(180a) Mechanistic Investigations into the Hydrolysis of Carbonyl Sulfide on Metal Oxides By Ab-Initio Simulations

Coal-derived syngas contains carbonyl sulfide (COS), a contaminant capable of poisoning the downstream catalytic processes. Metal oxide-based catalysts such as alumina and titania are used for the hydrolysis of COS and the products CO₂ and H₂S are removed using various solvent-based absorption processes. In previous studies, the role of local structures of the metal oxides on the COS hydrolysis activity and the major reaction pathway have not been considered. Accordingly, this work aims at obtaining the energetics of COS hydrolysis on metal oxides by DFT calculations. Using γ-Al₂O₃ (110) as the representative surface, the feasibility of two possible mechanistic pathways is explored based on the reaction energy diagrams and degree of rate control (DORC) analysis.

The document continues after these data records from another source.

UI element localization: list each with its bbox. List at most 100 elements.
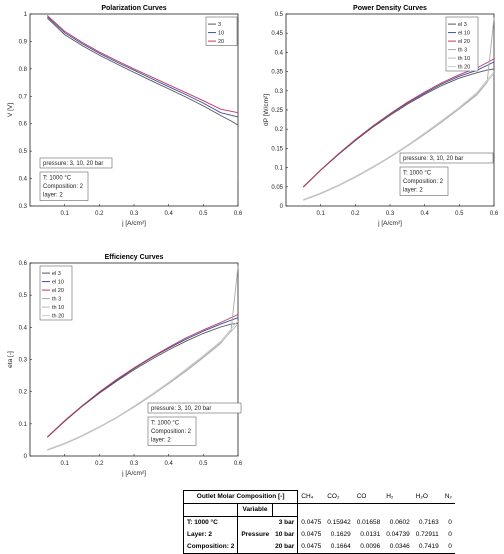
series-line	[302, 58, 495, 188]
annotation-text: layer: 2	[151, 438, 171, 444]
y-tick-label: 0.45	[271, 31, 283, 37]
x-tick-label: 0.5	[199, 461, 208, 467]
table-cell: 0.7163	[418, 518, 439, 526]
series-line	[46, 314, 239, 438]
row-label: T: 1000 °C	[182, 516, 238, 529]
x-tick-label: 0.3	[130, 211, 139, 217]
annotation-text: pressure: 3, 10, 20 bar	[403, 156, 463, 162]
legend-label: el 20	[458, 39, 470, 45]
table-cell: 0.01658	[356, 518, 381, 526]
table-cell: 0	[448, 531, 452, 538]
y-tick-label: 0.5	[19, 149, 28, 155]
pressure-value: 10 bar	[272, 529, 299, 541]
legend-box	[445, 16, 479, 72]
x-tick-label: 0.2	[351, 211, 360, 217]
table-row: Layer: 2 Pressure 10 bar 0.0475 0.1629 0…	[182, 529, 455, 541]
annotation-text: layer: 2	[43, 193, 63, 199]
col-header: CO₂	[327, 492, 340, 500]
col-header: H₂	[386, 492, 394, 500]
y-axis-label: dP [W/cm²]	[263, 94, 270, 126]
legend-label: el 3	[52, 271, 61, 277]
table-cell: 0	[448, 518, 452, 526]
annotation-box	[147, 416, 197, 446]
figure: Polarization Curves 0.1 0.2 0.3 0.4 0.5 0.6 0.3…	[7, 5, 499, 477]
chart-title: Power Density Curves	[353, 5, 427, 12]
x-tick-label: 0.6	[234, 211, 243, 217]
legend-label: el 10	[52, 280, 64, 286]
table-cell: 0.0346	[383, 541, 413, 554]
y-tick-label: 0.05	[271, 185, 283, 191]
annotation-box	[399, 152, 494, 164]
legend-label: th 20	[458, 65, 470, 71]
x-tick-label: 0.6	[490, 211, 499, 217]
y-tick-label: 0.8	[19, 67, 28, 73]
legend-box	[39, 265, 73, 321]
x-tick-label: 0.6	[234, 461, 243, 467]
x-tick-label: 0.1	[60, 211, 69, 217]
x-tick-label: 0.3	[130, 461, 139, 467]
legend-box	[205, 16, 238, 46]
series-line	[46, 16, 239, 118]
y-tick-label: 0.15	[271, 146, 283, 152]
legend-label: 3	[218, 22, 221, 28]
annotation-text: pressure: 3, 10, 20 bar	[43, 161, 103, 167]
table-row: Composition: 2 20 bar 0.0475 0.1664 0.00…	[182, 541, 455, 554]
series-line	[46, 17, 239, 182]
table-cell: 0.04739	[386, 531, 410, 538]
legend-label: th 10	[52, 305, 64, 311]
series-line	[47, 320, 239, 451]
y-tick-label: 0.2	[19, 390, 28, 396]
annotation-text: Composition: 2	[43, 184, 84, 190]
col-header: CH₄	[301, 492, 314, 500]
y-tick-label: 0.3	[275, 89, 284, 95]
x-axis-label: j [A/cm²]	[121, 220, 146, 227]
legend-label: el 3	[458, 22, 467, 28]
legend-label: el 10	[458, 31, 470, 37]
chart-title: Efficiency Curves	[105, 254, 164, 261]
pressure-value: 3 bar	[272, 516, 299, 529]
annotation-text: Composition: 2	[151, 429, 192, 435]
y-tick-label: 0.3	[19, 204, 28, 210]
table-cell: 0.0096	[353, 541, 384, 554]
legend-label: th 10	[458, 56, 470, 62]
pressure-value: 20 bar	[272, 541, 299, 554]
y-tick-label: 0.5	[19, 293, 28, 299]
y-tick-label: 0.3	[19, 358, 28, 364]
y-tick-label: 0.4	[19, 177, 28, 183]
series-line	[46, 15, 239, 114]
col-header: H₂O	[415, 492, 428, 500]
annotation-box	[399, 166, 449, 196]
y-tick-label: 0.25	[271, 108, 283, 114]
table-cell: 0.1664	[324, 541, 354, 554]
pressure-label: Pressure	[237, 529, 273, 541]
table-cell: 0.7419	[412, 541, 442, 554]
x-tick-label: 0.4	[164, 211, 173, 217]
y-tick-label: 0.7	[19, 94, 28, 100]
legend-label: 20	[218, 39, 224, 45]
x-tick-label: 0.5	[199, 211, 208, 217]
x-tick-label: 0.2	[95, 211, 104, 217]
y-tick-label: 0.1	[275, 166, 284, 172]
y-axis-label: V [V]	[7, 103, 14, 117]
table-cell: 0.0131	[360, 531, 381, 538]
table-cell: 0.0475	[301, 531, 322, 538]
table-title: Outlet Molar Composition [-]	[182, 490, 299, 504]
y-tick-label: 0.2	[275, 127, 284, 133]
legend-label: th 20	[52, 314, 64, 320]
table-cell: 0	[441, 541, 455, 554]
outlet-composition-table: Outlet Molar Composition [-] CH₄ CO₂ CO …	[182, 490, 455, 554]
legend-label: th 3	[458, 48, 467, 54]
table-cell: 0.1629	[330, 531, 351, 538]
y-tick-label: 0.5	[275, 12, 284, 18]
table-cell: 0.0475	[301, 518, 322, 526]
annotation-box	[39, 157, 113, 169]
y-tick-label: 0.6	[19, 261, 28, 267]
y-tick-label: 0	[24, 454, 28, 460]
table-cell: 0.0602	[389, 518, 410, 526]
y-tick-label: 0.4	[275, 50, 284, 56]
annotation-text: Composition: 2	[403, 179, 444, 185]
annotation-text: T: 1000 °C	[151, 421, 180, 427]
x-axis-label: j [A/cm²]	[377, 220, 402, 227]
annotation-text: pressure: 3, 10, 20 bar	[151, 406, 211, 412]
y-tick-label: 0.35	[271, 70, 283, 76]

The calculations show that the presence of surface hydroxyl groups is crucial for COS hydrolysis, and gas-phase COS reacts with the surface hydroxyl groups resulting in the formation of different types of surface hydrogen thiocarbonate (HTC) intermediates. Using data from spectroscopy studies, two pathways, i.e., direct and HCO₃-mediated pathways are proposed (Fig. A). A comparison of the reaction energy diagrams shows that the direct pathway is favored as compared to the HCO₃-mediated pathway (Fig. B). DORC analysis is used to further establish the dominance of the direct pathway over the HCO₃-mediated pathway (Fig. C). It is found that at temperatures above 100°C, the formation of the surface HTC species has the highest influence on the overall rate of COS hydrolysis. Moreover, the contribution of this reaction to the overall reaction increases with temperature. The abstraction of surface hydrogen species by the HTC intermediate is also found to have an influence on the overall reaction rate. A kinetic model is proposed, the details of which will be given in the full manuscript.